Professor Helen Bartlett, President and Pro Vice-Chancellor at Monash University Malaysia, expressed her thanks and appreciation to the university’s partners. She added that their engagements, which includes the area of research, giving input for the university’s courses to providing placements and internships for students, will help Monash meet the world’s current challenges.
“The engagement within industries is critical. It helps us demonstrate that we’re doing impactful work while helping Monash open its funding streams to do work that is more substantial, longer term, and with greater impact,” shared Professor Bartlett.
Apart from developing long-term relationships with industries, she said Monash also aims to discover how they can add value to the business of their partners, by providing solutions and innovations.
“We want to work with industries and build a long-term relationship with you. We need to know how we can add value to your business and organisation. Together, we can be a powerful engine for innovation and economic growth,” she said, adding that such partnerships can aid the development of new technologies, transform industries, build human capital and improve the work-readiness of graduates.
Among the industry professionals in attendance was Chee Chiak Yang, Vice President, Business Development of Scomi Group. Despite graduating with a Bachelors of Engineering degree in 1979 from the university’s Clayton campus, Chee shared in a speech that his involvement with Monash has never waned with the passage of years.
Chee was involved in several programs including the Engineering and IT Leadership Program, a challenging and engaging program for selected high performing undergraduate Engineering and IT students at Monash Malaysia. Here, the soft skills of students are nurtured, skills that will help them progress during their transition into their professional careers.
Chee, who guest lectured final year students on several occasions, highlighted the importance for engineering and IT undergraduates to gain real life experiences from industry players and to seek out skills, techniques and knowledge needed for career progression into managerial positions.
While lauding the university’s efforts to keep abreast of the times, he encouraged Monash to continue similar programs and seek more contribution from key industry players, in addition to utilising their resources to assist industries with research to understand current trends.
Hanie Razaif-Bohlender, the General Manager of Dragonfire Corporate Solutions Sdn Bhd, who is also in Monash’s Industry Advisory Board for the School of Business, described the experience as “interesting and rewarding”.
“This is how I see the university appreciate the input from the industry, and how they stay relevant with their courses to stay on top of the game in this ever-evolving world,” she shared.
Working with many fresh graduates from various universities in Malaysia, Razaif-Bohlender shares her knowledge on matters including employability and work readiness with them and has seen successful stories, including Monash graduates.
Razaif-Bohlender, who has seen numerous presentations from final year marketing students since 2013, noted that their sessions have an impact towards their learning, with students personally engaging them on how their program has helped them.

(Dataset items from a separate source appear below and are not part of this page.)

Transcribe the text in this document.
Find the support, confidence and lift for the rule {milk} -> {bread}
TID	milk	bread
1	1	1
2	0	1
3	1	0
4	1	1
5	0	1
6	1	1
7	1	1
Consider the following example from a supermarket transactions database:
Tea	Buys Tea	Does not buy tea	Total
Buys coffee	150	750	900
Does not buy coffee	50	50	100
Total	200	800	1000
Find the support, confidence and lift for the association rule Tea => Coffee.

She opined that there should be a continuous engagement between first year university students and the industry up to their final year, to ensure that students also learn about employer’s expectations and become familiar with the industry’s needs.
Meanwhile, Leonard Ariff, the Group Managing Director of Chemical Company of Malaysia (CCM) Berhad, said his involvement with the university’s School of Business spans four years while he chairs its industry advisory board.
Ariff was involved in providing input for the university’s Master of Business Administration program and discussed issues ranging from course curriculum to pricing and how a Monash MBA would differ from those offered elsewhere. He added that the involvement of diverse industry advisory group’s was positive.
Some engagements between the university and CCM include the development of innovative coating materials for gloves to improve the wearer’s experience. He added that Monash was on the right track in staying relevant with the industry, adding that it is imperative for the university to reshape its programme biennially to ensure its courses remain relevant to the demands of the industry. This improves the employability of graduates when they are equipped with a “toolbox” that covers what is relevant for companies today, making it easier for them to get absorbed into different areas.